The collective fortune of billionaires in the United States has ballooned by nearly two-thirds during the coronavirus pandemic, and almost none of the $1.8 trillion gained by a few hundred of the nation's richest people over the past 17 months will be taxed unless Congress enacts progressive tax reforms.
That's according to an analysis released Tuesday by Americans for Tax Fairness (ATF) and the Institute for Policy Studies (IPS), which found the number of billionaires in the U.S. grew from 614 on March 18, 2020 to 708 as of last week. The nation's billionaires have seen their combined wealth skyrocket by nearly 62% over the past year and a half, from just under $3 trillion to almost $4.8 trillion.
Tesla CEO Elon Musk alone has gained more than $150 billion since the pandemic struck, an "eye-popping" wealth surge of over 600%, researchers said. The top 15 U.S. billionaires are listed below, and the full table, based on data from Forbes, is available here.

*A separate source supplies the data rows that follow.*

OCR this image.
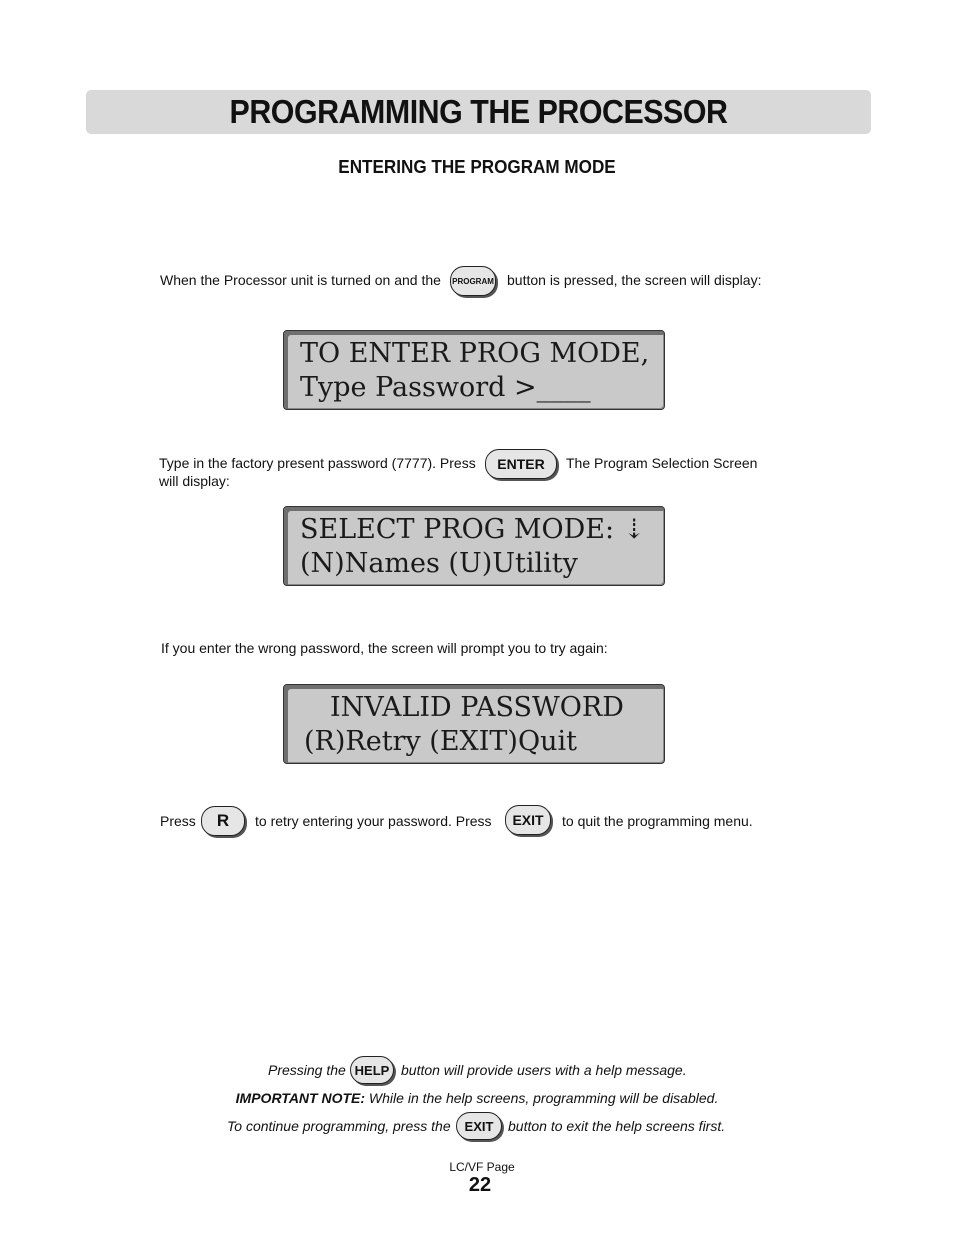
PROGRAMMING THE PROCESSOR
ENTERING THE PROGRAM MODE
When the Processor unit is turned on and the PROGRAM button is pressed, the screen will display:
TO ENTER PROG MODE,
Type Password >____
Type in the factory present password (7777). Press	ENTER	The Program Selection Screen
will display:
SELECT PROG MODE: ⇣
(N)Names (U)Utility
If you enter the wrong password, the screen will prompt you to try again:
INVALID PASSWORD
(R)Retry (EXIT)Quit
Press	R	to retry entering your password. Press	EXIT	to quit the programming menu.
Pressing the HELP button will provide users with a help message.
IMPORTANT NOTE: While in the help screens, programming will be disabled.
To continue programming, press the	EXIT	button to exit the help screens first.
LC/VF Page
22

The billionaire class is enjoying a massive windfall as working-class households are being crushed by Covid-19, which has killed more than 625,000 people and left millions jobless. And yet, "because the current tax code is riddled with loopholes and special breaks that allow the super wealthy to avoid paying their fair share of taxes," AFT and IPS noted in their new report, most of the $1.8 trillion in billionaire gains won't be taxed—unless someone sells their assets or lawmakers unrig the tax system.
"The unconscionable growth in billionaire wealth through the misery of the pandemic is the clearest case I can imagine for the progressive tax reform working its way through Congress," Frank Clemente, ATF's executive director, said in a statement.
"We have a historic opportunity this year to begin unrigging the tax code and rebalancing the economy through fairer taxes on the wealthy and corporations, including taxing wealth more like work, raising the corporate tax rate, and curbing corporate offshore tax dodging," said Clemente. "We can't let the high-powered lobbyists for wealthy special interests stall this long-overdue reform."
Citing a recent ProPublica analysis showing that the richest 25 billionaires in the U.S. paid a true federal tax rate of just 3.4% between 2014 and 2018 despite their surging net worth, AFT and IPS pointed out in their new report that billionaire wealth gains currently enjoy a "virtual tax-free status."
"Due to one of the code's biggest loopholes, increased wealth enjoyed by billionaires and other members of the richest 1%—for whom such wealth growth is the primary source of income—can go untaxed forever," researchers wrote.
"Even when taxed," they added, "the top tax rate on wealth-growth income is only about half that of wage income—20% vs. 37%."
Billionaires' ability to avoid taxation, however, would be limited if Congress were to hike taxes on corporations and the wealthy, and bolster enforcement to crack down on evasion. The report notes that President Joe Biden has proposed a series of tax reforms, including changing how capital gains are taxed so that "the wealth-growth income of millionaires and billionaires" no longer receives special breaks.
As Senate Budget Committee Chair Bernie Sanders (I-Vt.) made clear on Tuesday, the reconciliation blueprint he wrote would "tax the wealth of these billionaires" in order to "invest in the needs of the working class of this country."
Before a reconciliation package to expand the nation's social safety net and advance renewable energy and other green industries can be enacted, however, the House must first approve the Senate-passed $3.5 trillion budget resolution now under consideration.
Assuming the House passes the budget measure to pave the way for a filibuster-proof reconciliation bill, AFT and IPS provided a list of Biden-approved tax reforms that are expected to be included:
According to AFT and IPS, "If the wealth tax proposed by... Warren had been in effect in 2020, the nation's billionaires alone would have paid $114 billion for that year—and would pay an estimated combined total of $1.4 trillion over 10 years."
The report points to numerous polls showing that large majorities of U.S. voters want the federal government to ensure that corporations and the wealthy start paying their fair share of taxes, which would raise revenue to upgrade the nation's physical and social infrastructure.
Chuck Collins, director of the Program on Inequality and the Common Good at IPS, said in a statement that "billionaires have reaped an unseemly windfall at a time when hundreds of thousands of people have lost their lives and livelihoods."
"We should use this moment of extreme wealth inequality," he added, "to fix a tax system tilted in favor of the wealthy and large corporations."